In a surprise decision, the Illinois House on Sunday voted down a Democrat-championed workers compensation package supported by Gov. Pat Quinn.

The reform passed the state Senate 46-8 on Saturday with cheers from Senate President John Cullerton and even Mayor Rahm Emanuel.

"Reforming the workers’ compensation system will make Illinois a more competitive place to do business, create jobs and strengthen our economy," Emanuel said in a statement. "It is the right thing for workers, businesses and Chicago taxpayers."

But House Republicans worried about the legislation's effect on hospitals and voted down the bill, which looked to reduce fees businesses pay to physicians by about $700 million and strengthen medical treatment oversight. The reform died 55-39.

House Minority Leader Tom Cross (R-Oswego), who voted against the plan, told the Chicago Sun-Times, "we cannot afford to nibble around the edges on workers compensation reform, and what we are doing is nibbling around the edges.”

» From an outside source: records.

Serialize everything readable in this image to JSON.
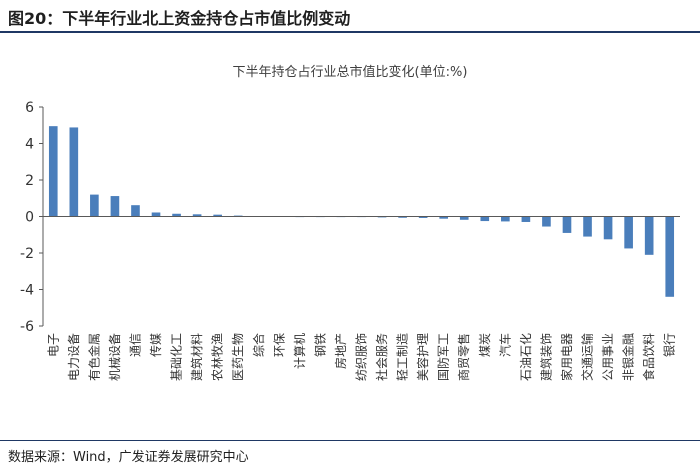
{
  "figure_title": "图20：下半年行业北上资金持仓占市值比例变动",
  "source": "数据来源：Wind，广发证券发展研究中心",
  "colors": {
    "bar": "#4a7ebb",
    "axis": "#595959",
    "text": "#333333",
    "rule": "#1f3864"
  },
  "chart_data": {
    "type": "bar",
    "title": "下半年持仓占行业总市值比变化(单位:%)",
    "xlabel": "",
    "ylabel": "",
    "ylim": [
      -6,
      6
    ],
    "yticks": [
      6,
      4,
      2,
      0,
      -2,
      -4,
      -6
    ],
    "grid": false,
    "legend": "none",
    "categories": [
      "电子",
      "电力设备",
      "有色金属",
      "机械设备",
      "通信",
      "传媒",
      "基础化工",
      "建筑材料",
      "农林牧渔",
      "医药生物",
      "综合",
      "环保",
      "计算机",
      "钢铁",
      "房地产",
      "纺织服饰",
      "社会服务",
      "轻工制造",
      "美容护理",
      "国防军工",
      "商贸零售",
      "煤炭",
      "汽车",
      "石油石化",
      "建筑装饰",
      "家用电器",
      "交通运输",
      "公用事业",
      "非银金融",
      "食品饮料",
      "银行"
    ],
    "values": [
      4.95,
      4.88,
      1.2,
      1.12,
      0.62,
      0.22,
      0.15,
      0.12,
      0.1,
      0.05,
      0.02,
      0.01,
      0.0,
      -0.01,
      -0.02,
      -0.03,
      -0.05,
      -0.07,
      -0.08,
      -0.12,
      -0.18,
      -0.25,
      -0.27,
      -0.3,
      -0.55,
      -0.9,
      -1.1,
      -1.25,
      -1.75,
      -2.1,
      -4.4
    ]
  }
}
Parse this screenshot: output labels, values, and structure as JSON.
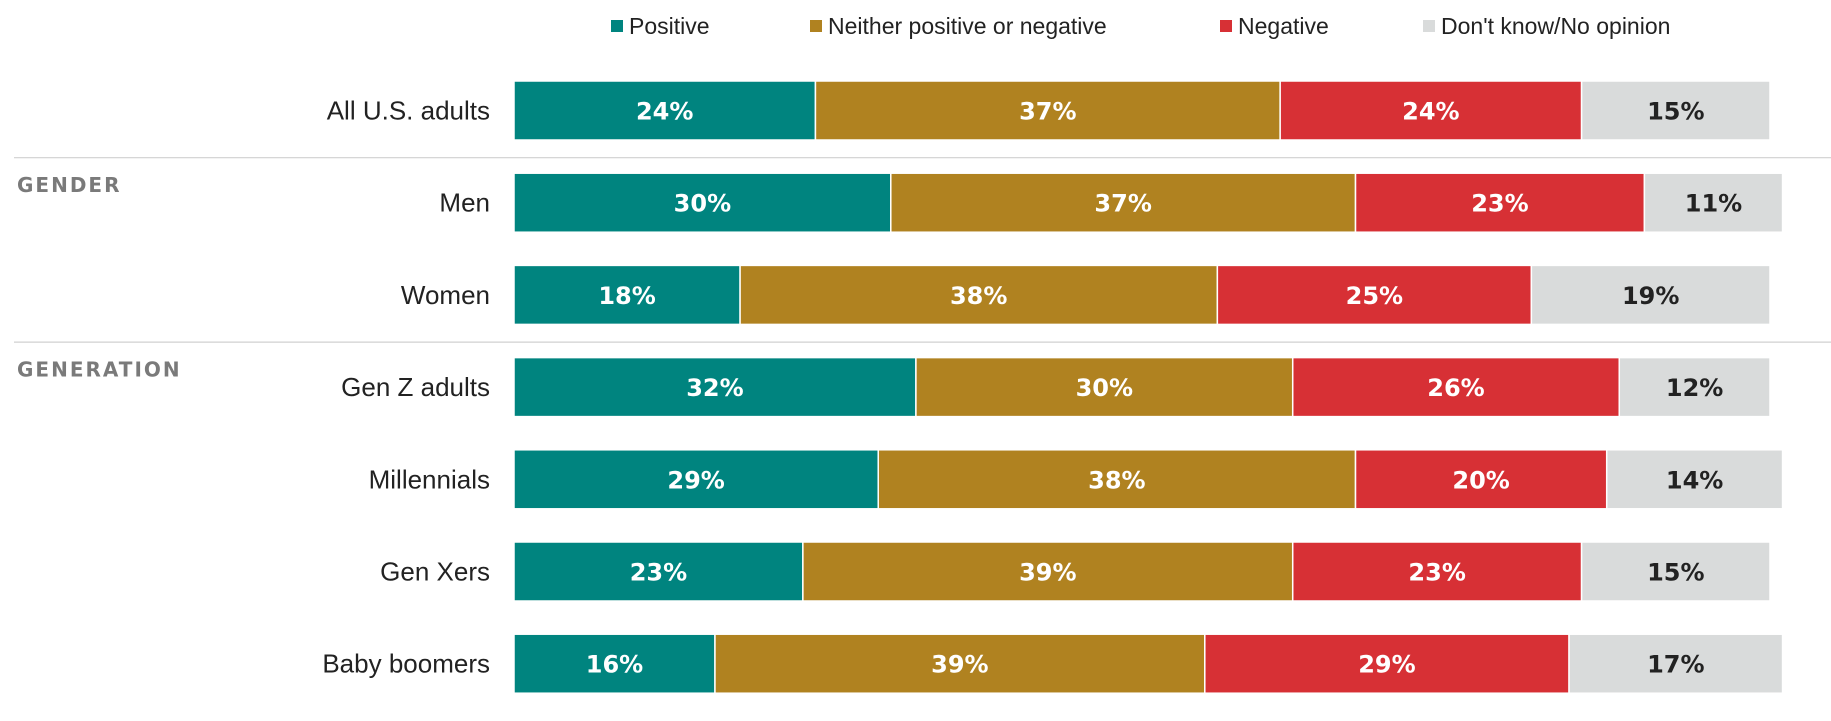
{
  "chart_data": {
    "type": "bar",
    "orientation": "horizontal",
    "stacked": true,
    "title": "",
    "xlabel": "",
    "ylabel": "",
    "xlim": [
      0,
      100
    ],
    "value_suffix": "%",
    "legend_position": "top",
    "grid": false,
    "categories": [
      "All U.S. adults",
      "Men",
      "Women",
      "Gen Z adults",
      "Millennials",
      "Gen Xers",
      "Baby boomers"
    ],
    "groups": [
      {
        "label": "",
        "rows": [
          "All U.S. adults"
        ]
      },
      {
        "label": "GENDER",
        "rows": [
          "Men",
          "Women"
        ]
      },
      {
        "label": "GENERATION",
        "rows": [
          "Gen Z adults",
          "Millennials",
          "Gen Xers",
          "Baby boomers"
        ]
      }
    ],
    "series": [
      {
        "name": "Positive",
        "color": "#00847f",
        "label_color": "#ffffff",
        "values": [
          24,
          30,
          18,
          32,
          29,
          23,
          16
        ]
      },
      {
        "name": "Neither positive or negative",
        "color": "#b08220",
        "label_color": "#ffffff",
        "values": [
          37,
          37,
          38,
          30,
          38,
          39,
          39
        ]
      },
      {
        "name": "Negative",
        "color": "#d73035",
        "label_color": "#ffffff",
        "values": [
          24,
          23,
          25,
          26,
          20,
          23,
          29
        ]
      },
      {
        "name": "Don't know/No opinion",
        "color": "#d9dbdb",
        "label_color": "#222222",
        "values": [
          15,
          11,
          19,
          12,
          14,
          15,
          17
        ]
      }
    ]
  }
}
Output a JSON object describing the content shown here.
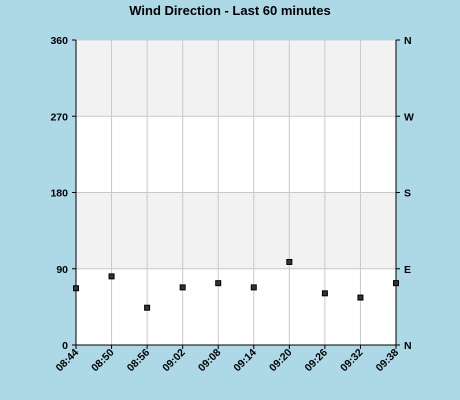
{
  "chart_data": {
    "type": "scatter",
    "title": "Wind Direction - Last 60 minutes",
    "x_ticks": [
      "08:44",
      "08:50",
      "08:56",
      "09:02",
      "09:08",
      "09:14",
      "09:20",
      "09:26",
      "09:32",
      "09:38"
    ],
    "y_ticks": [
      0,
      90,
      180,
      270,
      360
    ],
    "y_right_labels": [
      "N",
      "E",
      "S",
      "W",
      "N"
    ],
    "ylim": [
      0,
      360
    ],
    "grid": true,
    "points": [
      {
        "x": "08:44",
        "y": 67
      },
      {
        "x": "08:50",
        "y": 81
      },
      {
        "x": "08:56",
        "y": 44
      },
      {
        "x": "09:02",
        "y": 68
      },
      {
        "x": "09:08",
        "y": 73
      },
      {
        "x": "09:14",
        "y": 68
      },
      {
        "x": "09:20",
        "y": 98
      },
      {
        "x": "09:26",
        "y": 61
      },
      {
        "x": "09:32",
        "y": 56
      },
      {
        "x": "09:38",
        "y": 73
      }
    ],
    "bands": [
      {
        "from": 0,
        "to": 90,
        "color": "#ffffff"
      },
      {
        "from": 90,
        "to": 180,
        "color": "#f2f2f2"
      },
      {
        "from": 180,
        "to": 270,
        "color": "#ffffff"
      },
      {
        "from": 270,
        "to": 360,
        "color": "#f2f2f2"
      }
    ],
    "colors": {
      "background": "#add8e6",
      "grid": "#c8c8c8",
      "marker_fill": "#333333",
      "marker_stroke": "#000000",
      "axis": "#000000"
    }
  }
}
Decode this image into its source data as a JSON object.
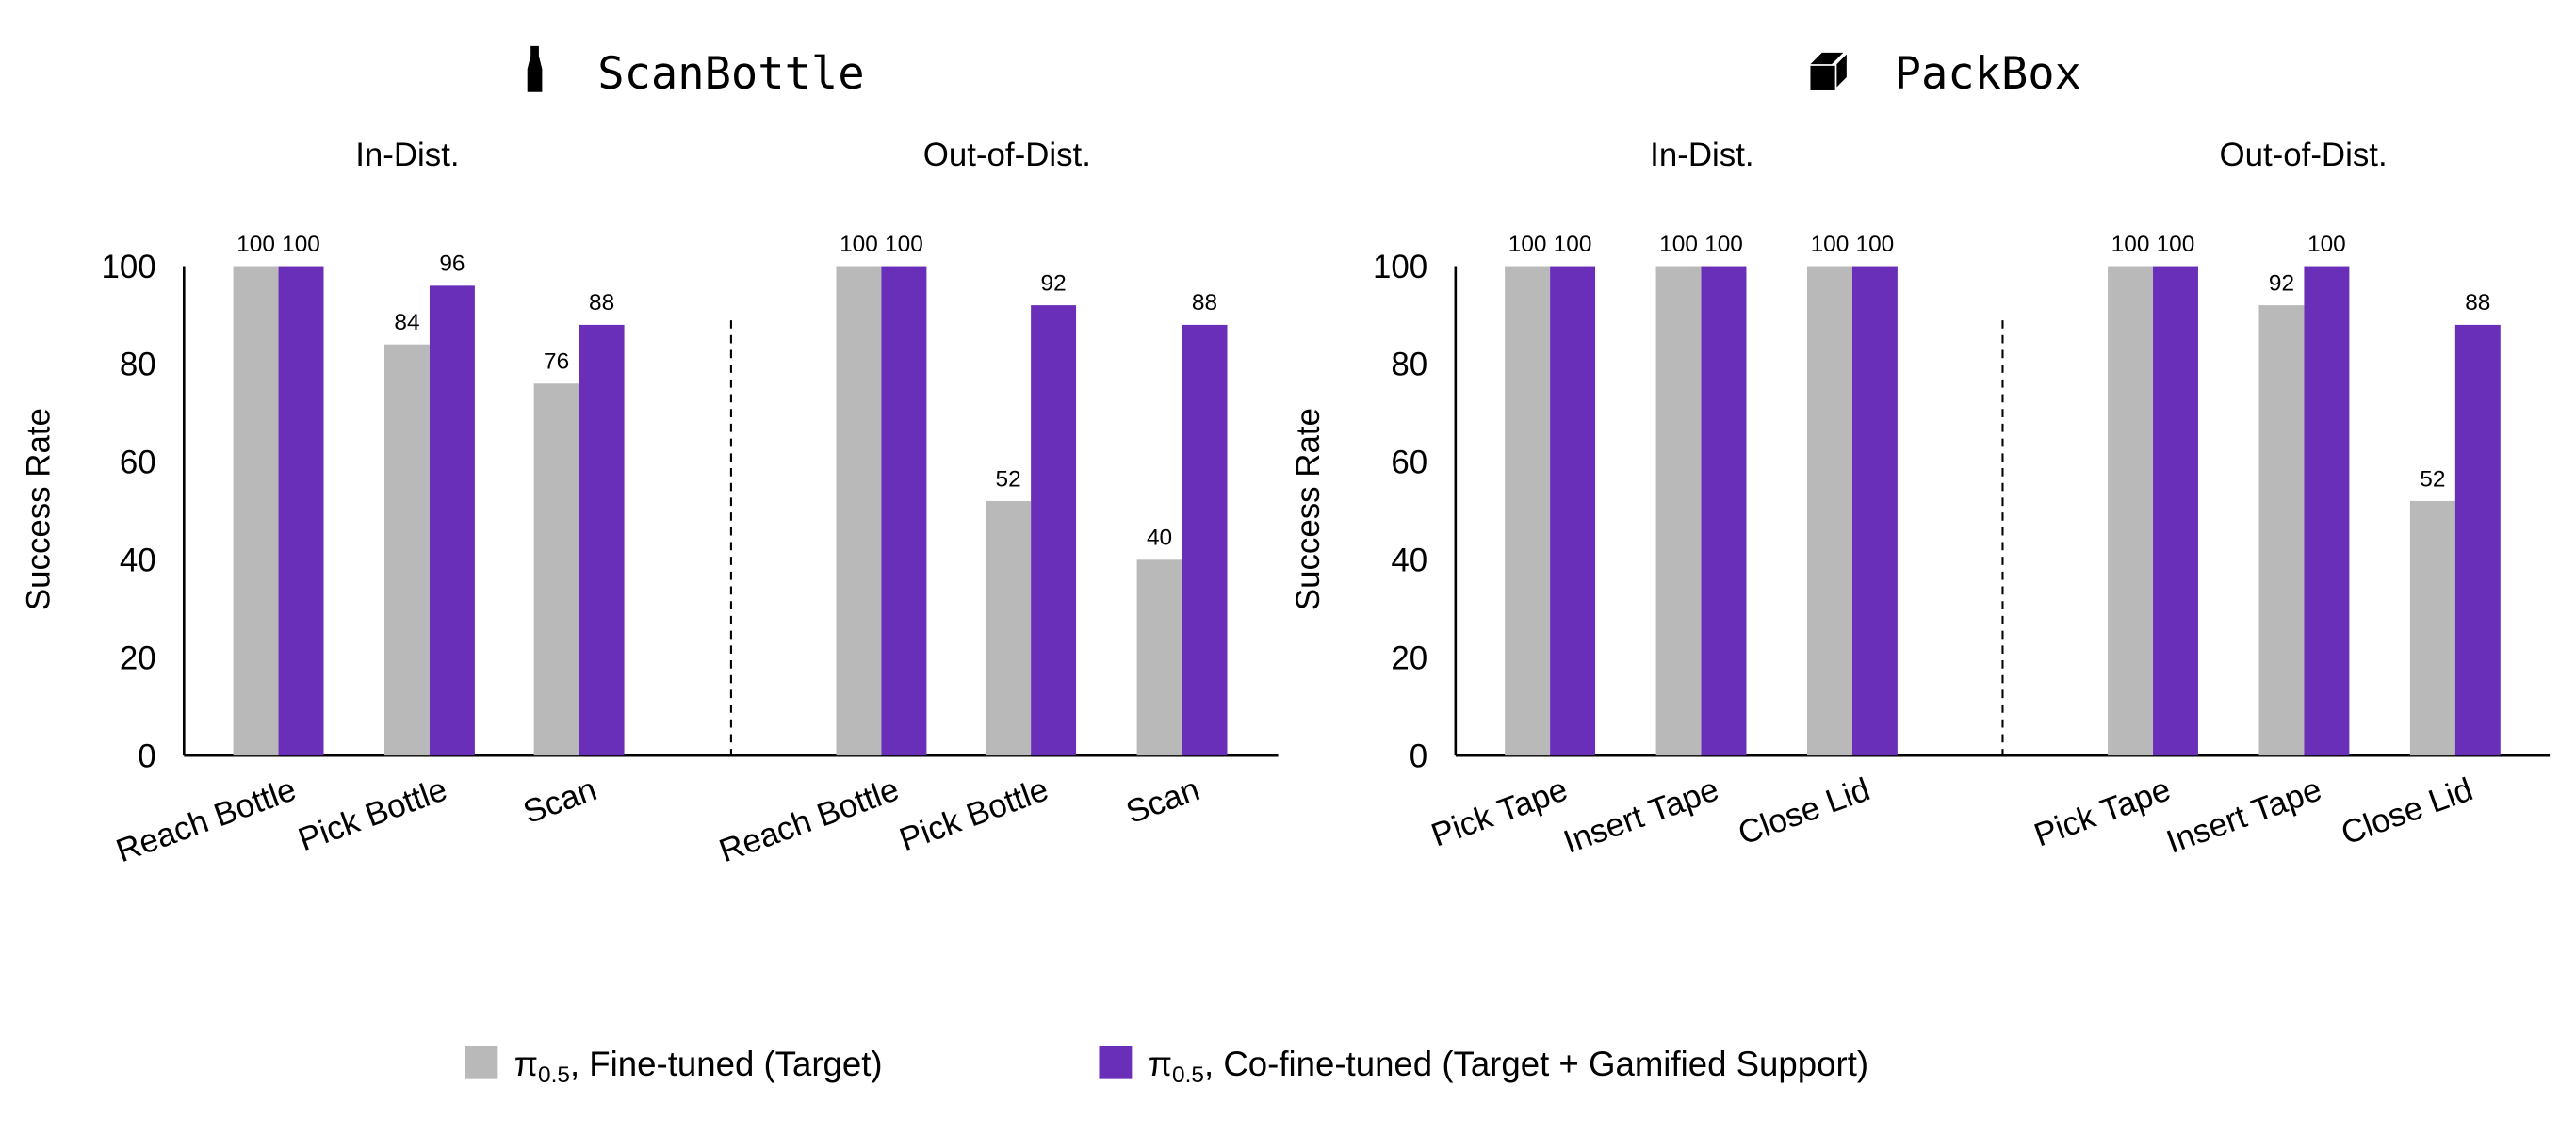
{
  "colors": {
    "target": "#b9b9b9",
    "cofinetuned": "#6a2fb8",
    "axis": "#000000"
  },
  "legend": [
    {
      "symbol": "π",
      "sub": "0.5",
      "label": ", Fine-tuned (Target)",
      "color_key": "target"
    },
    {
      "symbol": "π",
      "sub": "0.5",
      "label": ", Co-fine-tuned (Target + Gamified Support)",
      "color_key": "cofinetuned"
    }
  ],
  "chart_data": [
    {
      "type": "bar",
      "title": "ScanBottle",
      "icon": "bottle-icon",
      "ylabel": "Success Rate",
      "ylim": [
        0,
        100
      ],
      "yticks": [
        0,
        20,
        40,
        60,
        80,
        100
      ],
      "series_names": [
        "π0.5, Fine-tuned (Target)",
        "π0.5, Co-fine-tuned (Target + Gamified Support)"
      ],
      "panels": [
        {
          "subtitle": "In-Dist.",
          "categories": [
            "Reach Bottle",
            "Pick Bottle",
            "Scan"
          ],
          "series": [
            {
              "name": "target",
              "values": [
                100,
                84,
                76
              ]
            },
            {
              "name": "cofinetuned",
              "values": [
                100,
                96,
                88
              ]
            }
          ]
        },
        {
          "subtitle": "Out-of-Dist.",
          "categories": [
            "Reach Bottle",
            "Pick Bottle",
            "Scan"
          ],
          "series": [
            {
              "name": "target",
              "values": [
                100,
                52,
                40
              ]
            },
            {
              "name": "cofinetuned",
              "values": [
                100,
                92,
                88
              ]
            }
          ]
        }
      ]
    },
    {
      "type": "bar",
      "title": "PackBox",
      "icon": "box-icon",
      "ylabel": "Success Rate",
      "ylim": [
        0,
        100
      ],
      "yticks": [
        0,
        20,
        40,
        60,
        80,
        100
      ],
      "series_names": [
        "π0.5, Fine-tuned (Target)",
        "π0.5, Co-fine-tuned (Target + Gamified Support)"
      ],
      "panels": [
        {
          "subtitle": "In-Dist.",
          "categories": [
            "Pick Tape",
            "Insert Tape",
            "Close Lid"
          ],
          "series": [
            {
              "name": "target",
              "values": [
                100,
                100,
                100
              ]
            },
            {
              "name": "cofinetuned",
              "values": [
                100,
                100,
                100
              ]
            }
          ]
        },
        {
          "subtitle": "Out-of-Dist.",
          "categories": [
            "Pick Tape",
            "Insert Tape",
            "Close Lid"
          ],
          "series": [
            {
              "name": "target",
              "values": [
                100,
                92,
                52
              ]
            },
            {
              "name": "cofinetuned",
              "values": [
                100,
                100,
                88
              ]
            }
          ]
        }
      ]
    }
  ]
}
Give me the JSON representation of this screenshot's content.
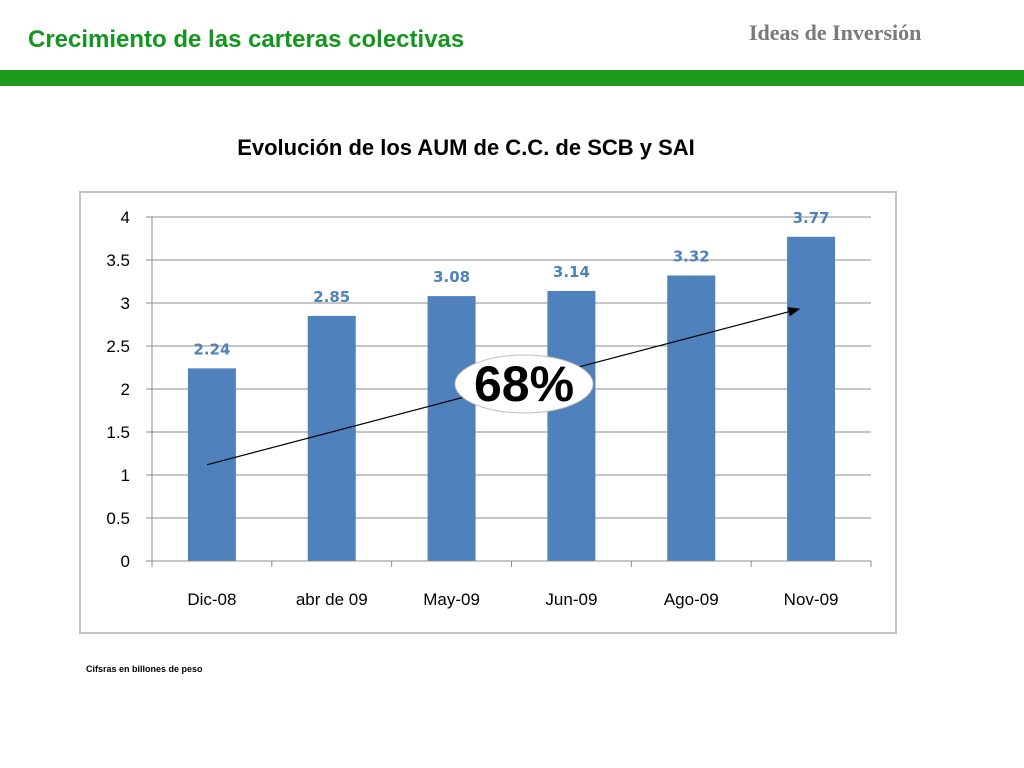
{
  "header": {
    "title": "Crecimiento de las carteras colectivas",
    "brand": "Ideas de Inversión"
  },
  "colors": {
    "title_green": "#12961e",
    "bar_green": "#1e9a1e",
    "bar_fill": "#4f81bd",
    "label_blue": "#4f81bd"
  },
  "chart_data": {
    "type": "bar",
    "title": "Evolución de los AUM de C.C. de SCB y SAI",
    "categories": [
      "Dic-08",
      "abr de 09",
      "May-09",
      "Jun-09",
      "Ago-09",
      "Nov-09"
    ],
    "values": [
      2.24,
      2.85,
      3.08,
      3.14,
      3.32,
      3.77
    ],
    "ylim": [
      0,
      4
    ],
    "yticks": [
      "0",
      "0.5",
      "1",
      "1.5",
      "2",
      "2.5",
      "3",
      "3.5",
      "4"
    ],
    "grid": true,
    "annotation": "68%"
  },
  "footnote": "Cifsras en billones de peso"
}
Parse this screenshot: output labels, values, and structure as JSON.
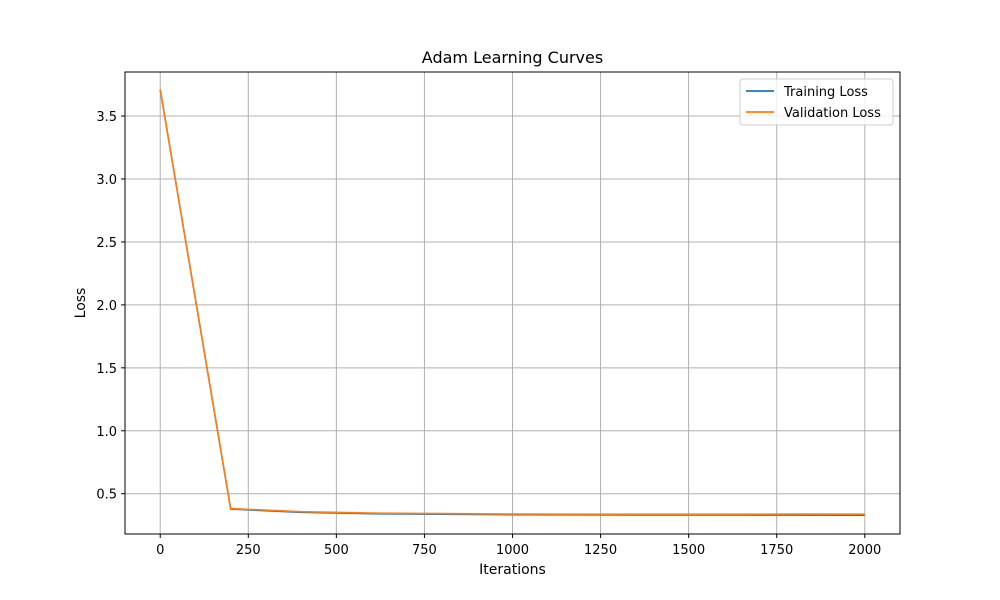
{
  "chart_data": {
    "type": "line",
    "title": "Adam Learning Curves",
    "xlabel": "Iterations",
    "ylabel": "Loss",
    "xlim": [
      -100,
      2100
    ],
    "ylim": [
      0.18,
      3.85
    ],
    "xticks": [
      0,
      250,
      500,
      750,
      1000,
      1250,
      1500,
      1750,
      2000
    ],
    "xtick_labels": [
      "0",
      "250",
      "500",
      "750",
      "1000",
      "1250",
      "1500",
      "1750",
      "2000"
    ],
    "yticks": [
      0.5,
      1.0,
      1.5,
      2.0,
      2.5,
      3.0,
      3.5
    ],
    "ytick_labels": [
      "0.5",
      "1.0",
      "1.5",
      "2.0",
      "2.5",
      "3.0",
      "3.5"
    ],
    "grid": true,
    "legend_position": "top-right",
    "x": [
      0,
      200,
      400,
      600,
      800,
      1000,
      1200,
      1400,
      1600,
      1800,
      2000
    ],
    "series": [
      {
        "name": "Training Loss",
        "color": "#1f77b4",
        "values": [
          3.71,
          0.378,
          0.352,
          0.341,
          0.337,
          0.333,
          0.332,
          0.331,
          0.331,
          0.33,
          0.329
        ]
      },
      {
        "name": "Validation Loss",
        "color": "#ff7f0e",
        "values": [
          3.71,
          0.382,
          0.357,
          0.346,
          0.342,
          0.338,
          0.337,
          0.337,
          0.337,
          0.338,
          0.337
        ]
      }
    ]
  }
}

Republicans said the bill unfairly hurts doctors, who would face big losses from the 30-percent cut in fees.

Quinn said in a statement that House Republicans "have walked away from a chance to bring meaningful reform to Illinois' workers' compensation system-the best opportunity our state has seen in decades."

Workers comp reform now gets shifted back to the Senate and a House bill that could toss thousands of employee-injury cases into circuit courts.